As he lays out a history of representations of gay Mormons in his introduction, Argetsinger makes an intriguing observation about the authors of such work—namely, that for the most well-known artistic engagements with Mormonism and homosexuality, their authors are not Mormon. (Think Tony Kushner.) “Was it possible that non-Mormons were more interested in the notion of Mormons and homosexuality than GLBT Mormons themselves?” Is it possible that I brought to this collection, as a non-Mormon, a certain voyeuristic desire? Was I wanting something more than off-handed references to missions and bishops and the Book of Mormon because I want access to the “exotic” secret practices of Mormons? At the end of the day, as much as I enjoyed some of the individual contributions, was I disappointed in the collection as a whole because it was not collected for me? Given the dearth of representations of gay Mormons (and, Argetsinger means “gay,” as in male—there are no Mormon lesbians here) in mass culture, is it enough to collect familiar stories of teenage experimentation, drunken sexual romps, traumatic comings out with Mormon verbiage as trappings? Possibly. Mormon readers may resonate with this collection in a way that I simply cannot because they will feel seen and recognized; they will understand subtle allusions and references that are lost on me.

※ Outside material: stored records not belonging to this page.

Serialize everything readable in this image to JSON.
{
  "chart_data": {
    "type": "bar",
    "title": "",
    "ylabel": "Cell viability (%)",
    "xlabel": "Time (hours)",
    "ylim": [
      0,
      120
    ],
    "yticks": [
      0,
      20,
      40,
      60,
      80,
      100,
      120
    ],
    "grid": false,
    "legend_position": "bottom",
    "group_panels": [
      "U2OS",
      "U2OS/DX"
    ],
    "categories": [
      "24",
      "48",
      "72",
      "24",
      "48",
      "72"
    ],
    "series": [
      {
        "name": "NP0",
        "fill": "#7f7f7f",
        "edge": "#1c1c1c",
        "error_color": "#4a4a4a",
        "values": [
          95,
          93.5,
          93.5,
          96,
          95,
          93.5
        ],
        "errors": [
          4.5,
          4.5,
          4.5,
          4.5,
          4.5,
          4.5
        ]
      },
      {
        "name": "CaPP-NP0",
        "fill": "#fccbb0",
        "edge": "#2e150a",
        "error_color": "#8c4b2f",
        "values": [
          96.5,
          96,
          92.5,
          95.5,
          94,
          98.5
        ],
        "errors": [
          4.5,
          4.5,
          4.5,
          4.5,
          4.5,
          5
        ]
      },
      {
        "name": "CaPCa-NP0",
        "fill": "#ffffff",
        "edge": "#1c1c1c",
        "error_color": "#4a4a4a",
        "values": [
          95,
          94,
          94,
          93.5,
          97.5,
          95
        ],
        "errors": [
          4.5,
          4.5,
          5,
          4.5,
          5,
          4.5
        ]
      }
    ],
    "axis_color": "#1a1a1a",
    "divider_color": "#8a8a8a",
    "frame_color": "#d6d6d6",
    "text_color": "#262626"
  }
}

They will feel that a world they inhabit(ed) in isolation is now a place for collective existence. And, just so it is absolutely clear, let me underscore: the non-Mormon reader will find much pleasure in reading the stories collected here. Many of the stories and authors included in this volume, as noted above, deserve to find broader audiences. But the reader of this collection will not find her or his longing for a rich, nuanced, complex picture of gay Mormon life satisfied. But, as Argetsinger’s story of this collection’s origins remind us, projects spawn projects. Who knows what the next gathering of gay Mormon voices will reveal.